- Born: 1897 Barnagrove, County Cavan, Ireland
- Died: 1988 (aged 90–91)
- Genres: Irish
- Occupations: Musician, composer
- Instrument: Fiddle
- Labels: Victor

= Ed Reavy =

Irish-American musician and composer

Ed Reavy (1897–1988) was an Irish-American musician and composer of numerous traditional Irish dance tunes. Born in the townland of Barnagrove (aka Barnagrow, Barnagrows or Barr na gCnó), Knappagh, County Cavan, he emigrated to Philadelphia in 1912 where he settled in the Irish-American enclave of Corktown (now part of Powelton Village). Except for two visits back to Ireland, he remained in the Philadelphia area for the remainder of his life.

==Biography==
Reavy was a fiddler, and recorded in 1927 for the Victor record label, including two reels ("The Boys of the Lough" and "Tom Clark's Fancy") and two hornpipes ("The Donegal" and "The Cliff"). More than one hundred of his compositions have been published, and his sons have estimated that there may be more than five hundred in total.
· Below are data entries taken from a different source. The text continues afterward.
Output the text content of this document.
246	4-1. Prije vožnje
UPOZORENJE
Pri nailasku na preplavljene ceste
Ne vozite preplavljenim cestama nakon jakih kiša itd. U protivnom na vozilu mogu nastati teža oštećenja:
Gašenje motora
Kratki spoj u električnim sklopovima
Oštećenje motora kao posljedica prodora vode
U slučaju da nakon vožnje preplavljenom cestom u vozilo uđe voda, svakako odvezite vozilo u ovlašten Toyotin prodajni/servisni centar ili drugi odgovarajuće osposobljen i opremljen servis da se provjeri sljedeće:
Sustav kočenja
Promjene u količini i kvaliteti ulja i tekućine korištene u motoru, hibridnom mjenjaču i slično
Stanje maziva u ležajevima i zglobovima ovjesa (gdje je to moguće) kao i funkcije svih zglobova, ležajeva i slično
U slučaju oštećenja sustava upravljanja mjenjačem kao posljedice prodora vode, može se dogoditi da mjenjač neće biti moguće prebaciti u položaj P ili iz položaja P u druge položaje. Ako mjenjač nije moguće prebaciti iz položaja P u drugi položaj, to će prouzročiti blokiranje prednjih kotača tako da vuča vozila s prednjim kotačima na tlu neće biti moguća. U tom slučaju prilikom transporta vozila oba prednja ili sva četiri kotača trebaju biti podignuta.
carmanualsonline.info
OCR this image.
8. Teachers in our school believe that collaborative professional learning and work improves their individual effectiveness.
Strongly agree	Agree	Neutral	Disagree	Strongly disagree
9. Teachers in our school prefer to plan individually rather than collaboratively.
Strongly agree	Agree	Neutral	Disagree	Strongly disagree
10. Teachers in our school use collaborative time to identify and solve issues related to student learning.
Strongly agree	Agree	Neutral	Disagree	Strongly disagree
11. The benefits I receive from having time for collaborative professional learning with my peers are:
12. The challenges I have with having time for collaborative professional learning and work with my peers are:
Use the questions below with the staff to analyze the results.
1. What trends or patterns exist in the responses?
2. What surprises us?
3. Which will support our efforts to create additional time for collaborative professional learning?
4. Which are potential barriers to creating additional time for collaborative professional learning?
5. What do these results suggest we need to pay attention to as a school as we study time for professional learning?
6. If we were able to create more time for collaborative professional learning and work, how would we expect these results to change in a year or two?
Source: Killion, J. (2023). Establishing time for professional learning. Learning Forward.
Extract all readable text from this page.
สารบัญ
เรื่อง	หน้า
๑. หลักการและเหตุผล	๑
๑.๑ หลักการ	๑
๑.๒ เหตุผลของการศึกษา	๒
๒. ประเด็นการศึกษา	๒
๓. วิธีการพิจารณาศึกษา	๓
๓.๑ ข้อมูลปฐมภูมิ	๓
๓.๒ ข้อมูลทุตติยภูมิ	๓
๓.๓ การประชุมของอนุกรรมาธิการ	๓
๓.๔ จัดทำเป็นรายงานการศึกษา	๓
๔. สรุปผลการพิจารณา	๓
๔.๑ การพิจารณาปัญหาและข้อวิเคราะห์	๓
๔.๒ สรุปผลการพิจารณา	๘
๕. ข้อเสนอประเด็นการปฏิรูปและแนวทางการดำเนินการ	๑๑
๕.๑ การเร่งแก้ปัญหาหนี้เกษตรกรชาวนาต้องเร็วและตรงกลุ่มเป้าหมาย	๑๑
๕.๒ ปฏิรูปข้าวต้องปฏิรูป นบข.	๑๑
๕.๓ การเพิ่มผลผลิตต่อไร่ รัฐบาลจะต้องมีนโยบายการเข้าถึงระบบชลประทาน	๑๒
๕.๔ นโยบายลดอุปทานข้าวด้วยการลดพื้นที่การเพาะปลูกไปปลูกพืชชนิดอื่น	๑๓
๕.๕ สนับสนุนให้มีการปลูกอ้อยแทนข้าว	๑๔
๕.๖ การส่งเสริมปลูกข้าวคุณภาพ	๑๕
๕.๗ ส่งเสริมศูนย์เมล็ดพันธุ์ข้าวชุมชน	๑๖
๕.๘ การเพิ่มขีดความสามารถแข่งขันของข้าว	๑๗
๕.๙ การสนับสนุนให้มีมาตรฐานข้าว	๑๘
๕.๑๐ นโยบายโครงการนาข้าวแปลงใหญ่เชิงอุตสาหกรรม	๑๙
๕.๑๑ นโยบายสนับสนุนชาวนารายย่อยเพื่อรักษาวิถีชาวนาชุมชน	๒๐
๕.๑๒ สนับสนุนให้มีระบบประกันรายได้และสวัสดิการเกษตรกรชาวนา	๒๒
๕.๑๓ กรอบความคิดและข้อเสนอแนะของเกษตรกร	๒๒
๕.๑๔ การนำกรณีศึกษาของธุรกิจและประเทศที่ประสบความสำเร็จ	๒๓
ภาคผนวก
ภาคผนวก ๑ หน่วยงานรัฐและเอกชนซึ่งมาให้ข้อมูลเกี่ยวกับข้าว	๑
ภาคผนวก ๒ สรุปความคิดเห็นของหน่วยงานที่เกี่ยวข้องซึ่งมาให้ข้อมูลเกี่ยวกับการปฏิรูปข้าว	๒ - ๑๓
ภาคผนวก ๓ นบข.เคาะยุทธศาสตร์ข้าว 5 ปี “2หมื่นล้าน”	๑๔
His most famous tune may be "The Hunter's House".

His compositions and style of fiddling found their way back to Ireland and were very influential in the development of modern Irish Traditional Music.

Reavy was president of the Irish Musicians' Association of America.

In 2000, he was posthumously awarded the title "Composer of the Century" by an Irish-American organization.